Last Updated on 5 de agosto de 2024 by Wine Fun
Como fazer de um limão uma limonada. Atualmente a Áustria é um dos países europeus com legislação mais rigorosa para a produção de vinhos. Além disso, o país alpino conta com um sistema de classificação bastante abrangente, dentre os melhores do mundo. Porém, isso nem sempre foi assim. Foi necessário um enorme escândalo para revolucionar o vinho austríaco.
A eclosão do escândalo ocorreu em 1985, ganhando as manchetes e tendo um impacto devastador sobre as exportações de vinhos austríacos na época. Após denúncias anônimas, laboratórios austríacos, alemães e de outros países detectaram algo muito estranho em diversos vinhos provenientes da Áustria. Foi identificada a presença de dietilenoglicol, uma substância química muitas vezes usadas como ingrediente de anticongelantes, em quantidades muito acima do permitido.
O cenário da época
É fundamental fazer um recuo maior no tempo para entender o cenário em 1985. Já a partir da década de 1970, a Áustria figurava como um dos principais exportadores de vinhos para a Alemanha, com uma concentração significativa em um segmento: vinhos doces. Na época bastante populares e mais baratos, os vinhos doces austríacos supriam as deficiências de produção da Alemanha.

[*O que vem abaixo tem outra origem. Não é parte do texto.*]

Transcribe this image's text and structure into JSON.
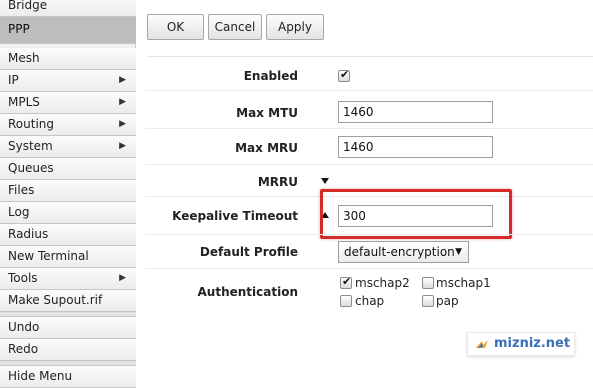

Era um mercado diferente do atual. Quem controlava o engarrafamento e comércio destes vinhos com a Alemanha não eram as vinícolas. Os grandes nomes deste lucrativo negócio eram comerciantes e distribuidores austríacos, que funcionavam como uma espécie de négociants. Compravam mostos ou vinhos das vinícolas austríacas e eram responsáveis pelo engarrafamento e comercialização, sempre com marcas próprias.
Pela grande vantagem competitiva dos vinhos austríacos, sobretudo aqueles de regiões como Burgerland, os contratos de exportação para a Alemanha cresceram rapidamente. Porém, dois obstáculos aparecerem: começavam a faltar vinhedos com condições de gerar vinhos doces também na Áustria e as condições climáticas mostraram uma deterioração importante, com várias safras chuvosas. Como equilibrar uma situação de demanda crescente e produção estagnada?
História de detetive
A alternativa escolhida para manter o lucrativo comércio de vinhos doces com a Alemanha foi a pior possível. E o escândalo veio somente à tona por conta de alguns eventos improváveis. Embora já existissem suspeitas quando à capacidade dos négociants austríacos em sustentar as crescentes vendas à Alemanha, não havia indícios de como isso era possível. Porém, isso mudou a partir de dezembro de 1984.
Foi quando uma pessoa não identificada deixou uma garrafa de vinho no Instituto Federal de Agricultura e Química da Áustria. Análises indicaram a presença de diversas substâncias químicas em quantidades proibidas no vinho, inclusive doses enormes de dietilenoglicol. Começava a ser desvendado o mistério, com um resultado que chacoalhou a indústria vinícola não somente na Áustria.
Buscar dulçor artificial
Mas por que usar o dietilenoglicol? Esta substância incolor e inodora acaba trazendo aos vinhos duas características desejadas na época: mais corpo e maior dulçor. Portanto, servia perfeitamente aos interesses dos négociants, que buscavam vinhos nos estilos Spätlese ou Auslese. Porém, ao fazer isso, a prática, além de burlar as regras da época (foram encontradas concentrações até 45 vezes acima do permitido), o dietilenoglicol tem efeitos muito nocivos à saúde humana.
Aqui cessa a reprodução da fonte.